Creeremo anche i luoghi fisici dove poterci ritrovare come comunità, e il primo di questi deve essere l’altare”. “Ci sentiamo Chiese sorelle e con questo spirito ci muoveremo” conferma don Marco Lai, direttore della Caritas diocesana di Cagliari e delegato regionale di Caritas Sardegna. “Negli anni scorsi siamo stati colpiti dall’alluvione e abbiamo sentito e visto tanta solidarietà da parte delle Caritas delle altre diocesi italiane. Con la diocesi di Spoleto-Norcia abbiamo un legame forte per via di monsignor Ottorino Pietro Alberti, arcivescovo di Cagliari, morto nel 2012, che di Spoleto-Norcia è stato arcivescovo, dal 1973 al 1987. Anche per questo abbiamo deciso di intervenire in questo territorio. In che modo lo stiamo pensando con le Caritas umbre. Saremo vicini con risorse umane, materiali e spirituali in vista della ricostruzione”.

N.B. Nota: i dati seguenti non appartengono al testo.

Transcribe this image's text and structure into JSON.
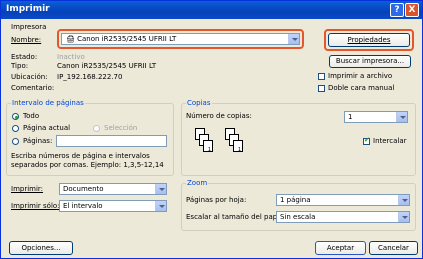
{
  "window": {
    "title": "Imprimir",
    "help_glyph": "?",
    "close_glyph": "X"
  },
  "printer": {
    "group_label": "Impresora",
    "name_label": "Nombre:",
    "name_value": "Canon iR2535/2545 UFRII LT",
    "properties_button": "Propiedades",
    "status_label": "Estado:",
    "status_value": "Inactivo",
    "type_label": "Tipo:",
    "type_value": "Canon iR2535/2545 UFRII LT",
    "location_label": "Ubicación:",
    "location_value": "IP_192.168.222.70",
    "comment_label": "Comentario:",
    "comment_value": "",
    "find_button": "Buscar impresora...",
    "print_to_file_label": "Imprimir a archivo",
    "print_to_file_checked": false,
    "manual_duplex_label": "Doble cara manual",
    "manual_duplex_checked": false
  },
  "page_range": {
    "group_label": "Intervalo de páginas",
    "all_label": "Todo",
    "current_label": "Página actual",
    "selection_label": "Selección",
    "pages_label": "Páginas:",
    "pages_value": "",
    "selected": "all",
    "hint": "Escriba números de página e intervalos separados por comas. Ejemplo: 1,3,5-12,14"
  },
  "copies": {
    "group_label": "Copias",
    "count_label": "Número de copias:",
    "count_value": "1",
    "collate_label": "Intercalar",
    "collate_checked": true,
    "page_numbers": [
      "3",
      "2",
      "1",
      "3",
      "2",
      "1"
    ]
  },
  "print_what": {
    "label": "Imprimir:",
    "value": "Documento"
  },
  "print_only": {
    "label": "Imprimir sólo:",
    "value": "El intervalo"
  },
  "zoom": {
    "group_label": "Zoom",
    "pages_per_sheet_label": "Páginas por hoja:",
    "pages_per_sheet_value": "1 página",
    "scale_label": "Escalar al tamaño del papel:",
    "scale_value": "Sin escala"
  },
  "footer": {
    "options_button": "Opciones...",
    "ok_button": "Aceptar",
    "cancel_button": "Cancelar"
  },
  "colors": {
    "title_bar": "#0a4ac8",
    "highlight": "#e4572e",
    "dialog_bg": "#ece9d8",
    "group_label": "#0046d5"
  }
}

“Dare certezze”. Parole accolte con soddisfazione dall’arcivescovo di Spoleto-Norcia, monsignor Renato Boccardo: “questa vicinanza delle Caritas è un segno concreto e visibile della solidarietà della Chiesa. L’urgenza è dare risposte concrete a bisogni concreti. La gente è distrutta psicologicamente, sta arrivando il freddo ed è quindi urgente intervenire con strutture comunitarie, con il sostegno alle piccole imprese zootecniche e agricole. Tutto questo per dare delle certezze alle persone che amano questa terra e che, giustamente, non vogliono lasciarla. Non dobbiamo consentire lo spopolamento della montagna”. “Vogliamo rimanere nella nostra terra, siamo gente di montagna in grado di affrontare un inverno in emergenza, aiutateci a non far morire le nostre montagne”, è l’appello di don Luciano Avenati, parroco dell’Abbazia di S. Eutizio, rilanciato anche dal parroco di Norcia don Marco Rufini:

“aiutateci a ricreare la comunità, che viene ancor prima degli edifici, che è scollata e disorientata”.

Il lavoro continua: i vescovi umbri saranno a Norcia il 28 novembre per la loro riunione della Conferenza episcopale regionale.